Mais par-delà les propositions ou réalisations
qu’il a suscitées, ce projet du Grand Paris a été,
et demeure, une matrice théorique de toute première
importance en matière d’analyse inventive (c’est-à-dire
productrice de scenarii) urbaine, paysagère et territoriale
: des concepts à mes yeux décisifs ont été forgés
au cours de son élaboration inspirée par la reconstruction
baroque de Rome sous Sixte-Quint : ceux de “ lieu magique ”,
de “ lieu à projet ” et, le plus décisif
de tous, celui d’ “ acupuncture urbaine ”.

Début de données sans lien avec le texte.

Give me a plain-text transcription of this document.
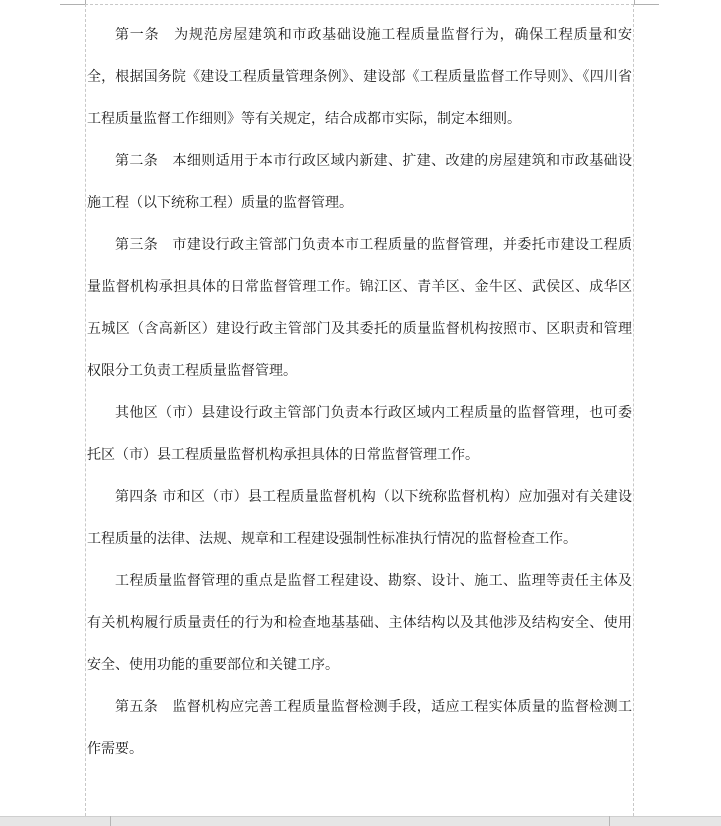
第一条　为规范房屋建筑和市政基础设施工程质量监督行为，确保工程质量和安全，根据国务院《建设工程质量管理条例》、建设部《工程质量监督工作导则》、《四川省工程质量监督工作细则》等有关规定，结合成都市实际，制定本细则。

第二条　本细则适用于本市行政区域内新建、扩建、改建的房屋建筑和市政基础设施工程（以下统称工程）质量的监督管理。

第三条　市建设行政主管部门负责本市工程质量的监督管理，并委托市建设工程质量监督机构承担具体的日常监督管理工作。锦江区、青羊区、金牛区、武侯区、成华区五城区（含高新区）建设行政主管部门及其委托的质量监督机构按照市、区职责和管理权限分工负责工程质量监督管理。

其他区（市）县建设行政主管部门负责本行政区域内工程质量的监督管理，也可委托区（市）县工程质量监督机构承担具体的日常监督管理工作。

第四条 市和区（市）县工程质量监督机构（以下统称监督机构）应加强对有关建设工程质量的法律、法规、规章和工程建设强制性标准执行情况的监督检查工作。

工程质量监督管理的重点是监督工程建设、勘察、设计、施工、监理等责任主体及有关机构履行质量责任的行为和检查地基基础、主体结构以及其他涉及结构安全、使用安全、使用功能的重要部位和关键工序。

第五条　监督机构应完善工程质量监督检测手段，适应工程实体质量的监督检测工作需要。
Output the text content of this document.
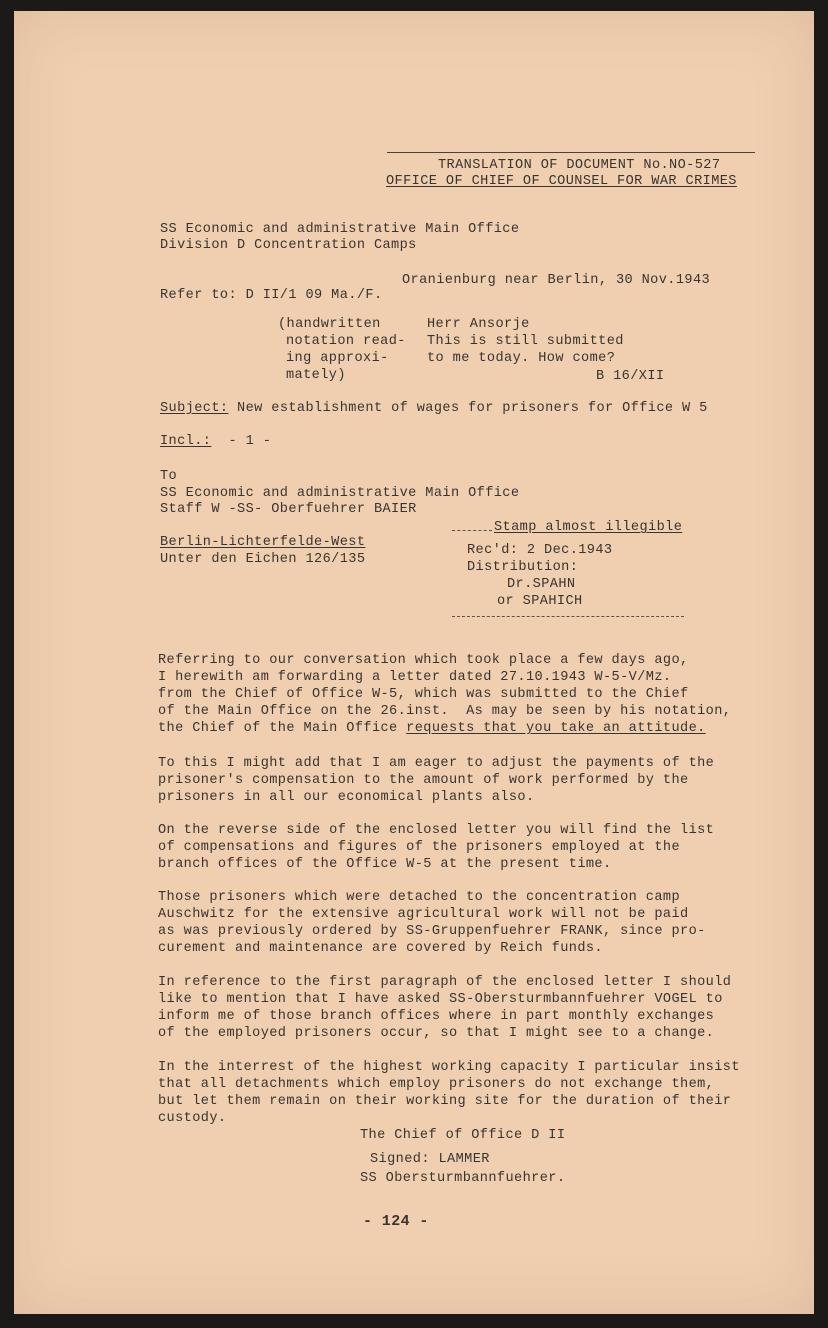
TRANSLATION OF DOCUMENT No.NO-527
OFFICE OF CHIEF OF COUNSEL FOR WAR CRIMES
SS Economic and administrative Main Office
Division D Concentration Camps
Oranienburg near Berlin, 30 Nov.1943
Refer to: D II/1 09 Ma./F.
(handwritten
notation read-
ing approxi-
mately)
Herr Ansorje
This is still submitted
to me today. How come?
B 16/XII
Subject: New establishment of wages for prisoners for Office W 5
Incl.:  - 1 -
To
SS Economic and administrative Main Office
Staff W -SS- Oberfuehrer BAIER
Berlin-Lichterfelde-West
Unter den Eichen 126/135
Stamp almost illegible
Rec'd: 2 Dec.1943
Distribution:
Dr.SPAHN
or SPAHICH
Referring to our conversation which took place a few days ago,
I herewith am forwarding a letter dated 27.10.1943 W-5-V/Mz.
from the Chief of Office W-5, which was submitted to the Chief
of the Main Office on the 26.inst.  As may be seen by his notation,
the Chief of the Main Office requests that you take an attitude.
To this I might add that I am eager to adjust the payments of the
prisoner's compensation to the amount of work performed by the
prisoners in all our economical plants also.
On the reverse side of the enclosed letter you will find the list
of compensations and figures of the prisoners employed at the
branch offices of the Office W-5 at the present time.
Those prisoners which were detached to the concentration camp
Auschwitz for the extensive agricultural work will not be paid
as was previously ordered by SS-Gruppenfuehrer FRANK, since pro-
curement and maintenance are covered by Reich funds.
In reference to the first paragraph of the enclosed letter I should
like to mention that I have asked SS-Obersturmbannfuehrer VOGEL to
inform me of those branch offices where in part monthly exchanges
of the employed prisoners occur, so that I might see to a change.
In the interrest of the highest working capacity I particular insist
that all detachments which employ prisoners do not exchange them,
but let them remain on their working site for the duration of their
custody.
The Chief of Office D II
Signed: LAMMER
SS Obersturmbannfuehrer.
- 124 -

Notre seconde initiative, lancée en décembre 83 à la
Mutualité devant un bon millier d’architectes, est
de proposer que chacun d’entre eux s’associe avec un
maire de banlieue, qu’elle soit parisienne ou de région,
pour concevoir puis réaliser un projet, quelle que soit
sa dimension, susceptible de transformer un quartier ou d’en
amorcer la transformation. Il en résulte dans la foulée
une exposition de 77 projets dans 77 villes, suivie un an plus
tard du lancement de 250 projets labellisés Banlieues 89
et pouvant bénéficier, de ce fait, de financements
spécifiques. Le principe étant que l’initiative
et la conduite de chacun relève exclusivement du couple
maire + architecte, ces projets sont de qualité inégale,
chose qui nous a été (injustement je pense) reproché.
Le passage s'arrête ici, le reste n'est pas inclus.